LBUG hit during soak testing on a lola client while IOR & compilebench were running:

<4>Lustre: soaked-OST003b-osc-ffff88102fe96400: Connection to soaked-OST003b (at 192.168.1.105@o2ib10) was lost; in progress operations using 
this service will wait for recovery to complete
<6>Lustre: soaked-OST003b-osc-ffff88102fe96400: Connection restored to soaked-OST003b (at 192.168.1.105@o2ib10)
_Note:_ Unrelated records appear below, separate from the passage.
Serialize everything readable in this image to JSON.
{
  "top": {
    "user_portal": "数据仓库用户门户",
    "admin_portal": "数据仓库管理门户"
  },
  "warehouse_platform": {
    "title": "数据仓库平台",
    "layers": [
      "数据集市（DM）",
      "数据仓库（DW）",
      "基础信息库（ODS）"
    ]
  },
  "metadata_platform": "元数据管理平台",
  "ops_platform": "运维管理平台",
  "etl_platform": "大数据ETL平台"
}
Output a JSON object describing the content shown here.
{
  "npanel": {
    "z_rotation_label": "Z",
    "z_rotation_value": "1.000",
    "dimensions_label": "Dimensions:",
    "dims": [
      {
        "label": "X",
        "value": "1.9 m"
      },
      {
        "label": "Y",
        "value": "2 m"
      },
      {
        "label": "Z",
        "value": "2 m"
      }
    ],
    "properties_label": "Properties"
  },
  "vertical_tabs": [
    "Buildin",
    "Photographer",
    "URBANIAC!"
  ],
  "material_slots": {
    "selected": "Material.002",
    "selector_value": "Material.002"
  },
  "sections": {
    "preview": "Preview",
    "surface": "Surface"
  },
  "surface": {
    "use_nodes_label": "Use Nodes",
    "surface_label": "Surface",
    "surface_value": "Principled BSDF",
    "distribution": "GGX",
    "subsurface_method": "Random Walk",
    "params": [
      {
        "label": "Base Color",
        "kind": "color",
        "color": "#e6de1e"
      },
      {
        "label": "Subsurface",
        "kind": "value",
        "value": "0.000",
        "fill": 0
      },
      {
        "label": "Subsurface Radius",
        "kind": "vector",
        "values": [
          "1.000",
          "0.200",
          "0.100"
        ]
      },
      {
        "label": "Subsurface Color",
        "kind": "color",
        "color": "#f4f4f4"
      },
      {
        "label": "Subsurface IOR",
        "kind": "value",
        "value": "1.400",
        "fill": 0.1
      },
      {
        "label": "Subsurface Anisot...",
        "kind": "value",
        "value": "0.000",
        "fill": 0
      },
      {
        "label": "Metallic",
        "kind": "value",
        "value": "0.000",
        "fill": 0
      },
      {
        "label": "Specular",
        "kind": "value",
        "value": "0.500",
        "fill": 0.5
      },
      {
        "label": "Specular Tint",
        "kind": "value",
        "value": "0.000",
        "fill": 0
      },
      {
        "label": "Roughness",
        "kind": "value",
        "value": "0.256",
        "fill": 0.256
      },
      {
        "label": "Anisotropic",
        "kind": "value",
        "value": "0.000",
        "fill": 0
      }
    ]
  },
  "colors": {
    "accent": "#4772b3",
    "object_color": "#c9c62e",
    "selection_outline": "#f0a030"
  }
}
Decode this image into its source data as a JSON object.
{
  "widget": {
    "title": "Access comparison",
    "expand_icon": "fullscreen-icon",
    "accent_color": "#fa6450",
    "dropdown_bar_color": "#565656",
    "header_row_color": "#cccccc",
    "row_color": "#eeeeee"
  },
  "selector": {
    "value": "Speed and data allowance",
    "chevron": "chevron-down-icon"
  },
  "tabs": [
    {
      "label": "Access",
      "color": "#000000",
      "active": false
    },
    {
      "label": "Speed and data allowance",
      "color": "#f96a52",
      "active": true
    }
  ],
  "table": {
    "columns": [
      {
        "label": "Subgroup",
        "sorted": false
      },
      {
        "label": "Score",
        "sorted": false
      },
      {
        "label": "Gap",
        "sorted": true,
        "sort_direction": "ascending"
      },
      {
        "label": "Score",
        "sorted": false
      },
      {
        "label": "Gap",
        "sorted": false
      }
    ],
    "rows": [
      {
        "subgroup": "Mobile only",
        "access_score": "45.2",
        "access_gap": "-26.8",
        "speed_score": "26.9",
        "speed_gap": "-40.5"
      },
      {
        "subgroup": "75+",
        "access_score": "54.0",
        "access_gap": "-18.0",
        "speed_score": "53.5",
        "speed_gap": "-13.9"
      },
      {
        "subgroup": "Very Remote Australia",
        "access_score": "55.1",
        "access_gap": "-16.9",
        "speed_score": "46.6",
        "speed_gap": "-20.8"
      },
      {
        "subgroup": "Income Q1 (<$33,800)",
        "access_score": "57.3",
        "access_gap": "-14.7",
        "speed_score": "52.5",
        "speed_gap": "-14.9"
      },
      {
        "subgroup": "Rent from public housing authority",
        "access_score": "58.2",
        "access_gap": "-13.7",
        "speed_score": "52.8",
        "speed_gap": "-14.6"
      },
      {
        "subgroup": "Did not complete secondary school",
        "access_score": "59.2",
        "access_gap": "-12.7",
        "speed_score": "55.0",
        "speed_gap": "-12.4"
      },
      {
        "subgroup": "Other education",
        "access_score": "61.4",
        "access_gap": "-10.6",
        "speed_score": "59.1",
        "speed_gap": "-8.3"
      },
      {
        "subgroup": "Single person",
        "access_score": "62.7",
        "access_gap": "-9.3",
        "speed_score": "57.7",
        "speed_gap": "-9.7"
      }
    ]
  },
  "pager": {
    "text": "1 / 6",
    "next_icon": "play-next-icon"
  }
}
<0>LustreError: 3649:0:(statahead.c:734:ll_statahead_interpret()) ASSERTION( entry != ((void *)0) ) failed: 
<0>LustreError: 3649:0:(statahead.c:734:ll_statahead_interpret()) LBUG
<4>Pid: 3649, comm: ptlrpcd_23
<4>
<4>Call Trace:
<4> [<ffffffffa0696895>] libcfs_debug_dumpstack+0x55/0x80 [libcfs]
<4> [<ffffffffa0696e97>] lbug_with_loc+0x47/0xb0 [libcfs]
<4> [<ffffffffa0e1ff67>] ll_statahead_interpret+0x3d7/0x440 [lustre]
<4> [<ffffffffa0d14a5a>] mdc_intent_getattr_async_interpret+0x20a/0x550 [mdc]
<4> [<ffffffffa0a2c893>] ptlrpc_check_set+0x343/0x1d20 [ptlrpc]
<4> [<ffffffff81084a1b>] ? try_to_del_timer_sync+0x7b/0xe0
<4> [<ffffffffa0a59a83>] ptlrpcd_check+0x533/0x550 [ptlrpc]
<4> [<ffffffffa0a5a0cb>] ptlrpcd+0x33b/0x3f0 [ptlrpc]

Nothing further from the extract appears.